When we moved into our current home, I could hardly get into the study because of all the boxes piled up inside.  I shoved some boxes around to make a path, but, I knew something more needed to be done.  Some of those boxes hadn’t been opened for ten years!  The tape was yellow, the boxes marked and remarked from one, two, three, four moves.  It was ridiculous.  I felt guilty for dragging them around for so long.  I vowed that, this time, I would open every box and get rid of a lot of the useless stuff they contained.

Sometimes, our faith life can look a lot like my study.  So many things can get in the way of our discipleship, and our ability to grow deeper in our relationship with God.  I recently had a conversation with a group of church leaders about how worship attendance patterns have changed in recent decades.  There are so many other things clambering for our attention on Sunday mornings.  In our mobile world, we are often out of town visiting friends and relatives, or  away for work or tending to other responsibilities.  Apart from Sunday, our personal faith lives can get cluttered up too.  It’s hard, very hard, to carve out time to spend with God in prayer, to attend to the reading of scripture and reflect on God’s presence, power and blessing in our daily lives with our busy personal schedules.   As people of faith, we know we should do these things…  we feel guilty when we don’t…  and sometimes we simply give up and trust that God will understand (and I think God does.)
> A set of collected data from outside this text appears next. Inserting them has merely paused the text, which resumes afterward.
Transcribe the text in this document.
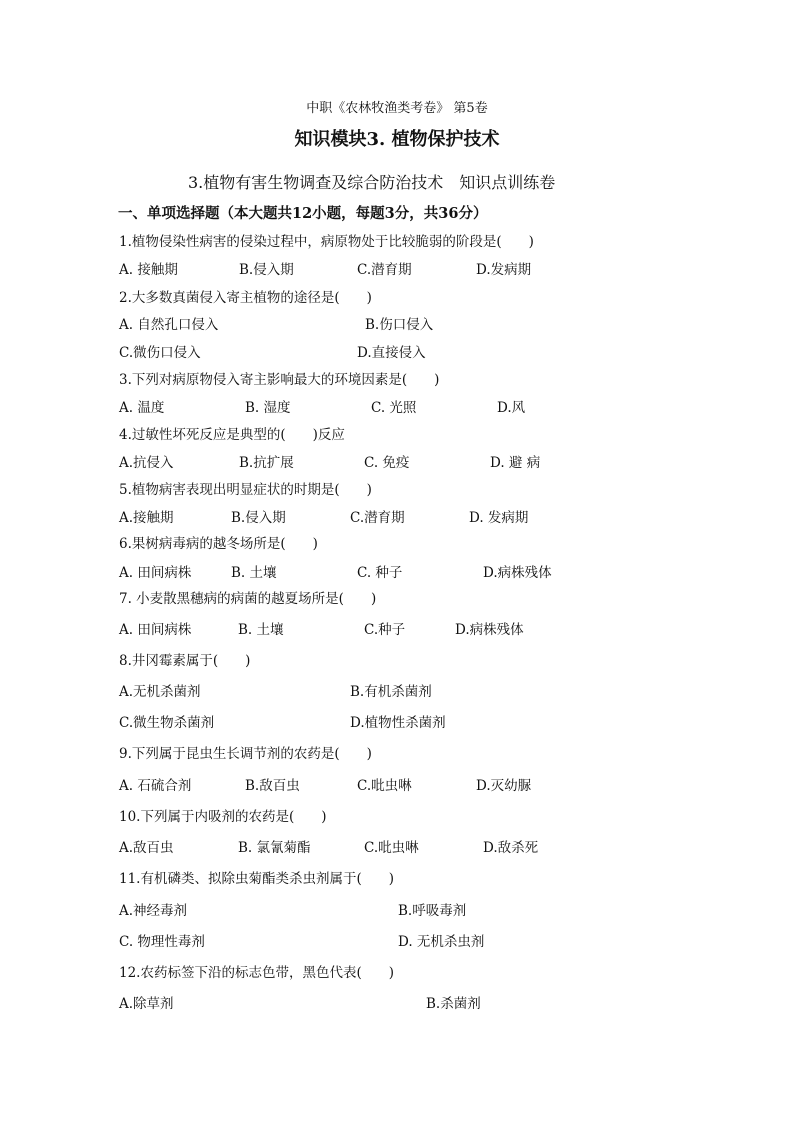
中职《农林牧渔类考卷》 第5卷
知识模块3. 植物保护技术
3.植物有害生物调查及综合防治技术　知识点训练卷
一、单项选择题（本大题共12小题，每题3分，共36分）
1.植物侵染性病害的侵染过程中，病原物处于比较脆弱的阶段是(　　)
A. 接触期	B.侵入期	C.潜育期	D.发病期
2.大多数真菌侵入寄主植物的途径是(　　)
A. 自然孔口侵入	B.伤口侵入
C.微伤口侵入	D.直接侵入
3.下列对病原物侵入寄主影响最大的环境因素是(　　)
A. 温度	B. 湿度	C. 光照	D.风
4.过敏性坏死反应是典型的(　　)反应
A.抗侵入	B.抗扩展	C. 免疫	D. 避 病
5.植物病害表现出明显症状的时期是(　　)
A.接触期	B.侵入期	C.潜育期	D. 发病期
6.果树病毒病的越冬场所是(　　)
A. 田间病株	B. 土壤	C. 种子	D.病株残体
7. 小麦散黑穗病的病菌的越夏场所是(　　)
A. 田间病株	B. 土壤	C.种子	D.病株残体
8.井冈霉素属于(　　)
A.无机杀菌剂	B.有机杀菌剂
C.微生物杀菌剂	D.植物性杀菌剂
9.下列属于昆虫生长调节剂的农药是(　　)
A. 石硫合剂	B.敌百虫	C.吡虫啉	D.灭幼脲
10.下列属于内吸剂的农药是(　　)
A.敌百虫	B. 氯氰菊酯	C.吡虫啉	D.敌杀死
11.有机磷类、拟除虫菊酯类杀虫剂属于(　　)
A.神经毒剂	B.呼吸毒剂
C. 物理性毒剂	D. 无机杀虫剂
12.农药标签下沿的标志色带，黑色代表(　　)
A.除草剂	B.杀菌剂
But, what we really need is John the Baptist.  We need someone to call us out.  We need someone to help clear a path.  We need someone to help us hear God’s voice in the midst of all the busy-ness, and the guilt and the powerlessness we feel to do anything about it.   Repentance is about doing just that.  It’s about clearing a path in our lives back to God.  It is about opening the boxes and cleaning out the useless stuff that we keep dragging around with us.  But, it is not something we can do on our own. 

That’s where the Holy Spirit comes in.  The Spirit is God at work in our lives constantly calling us back and giving us the ability to respond to that call.   The Spirit, though, is not just some vague ephemeral vaporous presence.  It is not the “Force”.    The Spirit works through the concrete stuff of life.  (Isn’t that the way God always works?)  The Spirit works through the community of faith – which is one of the reasons we need a community of faith.  The Spirit works through spiritual directors, mentors, elders and others who have gone before us down the path of life and faith.   The Spirit works through the John the Baptists that God sends into our lives to prepare the way for Jesus so that Jesus’ Way can take root and grow even in the midst of our cluttered and busy lives.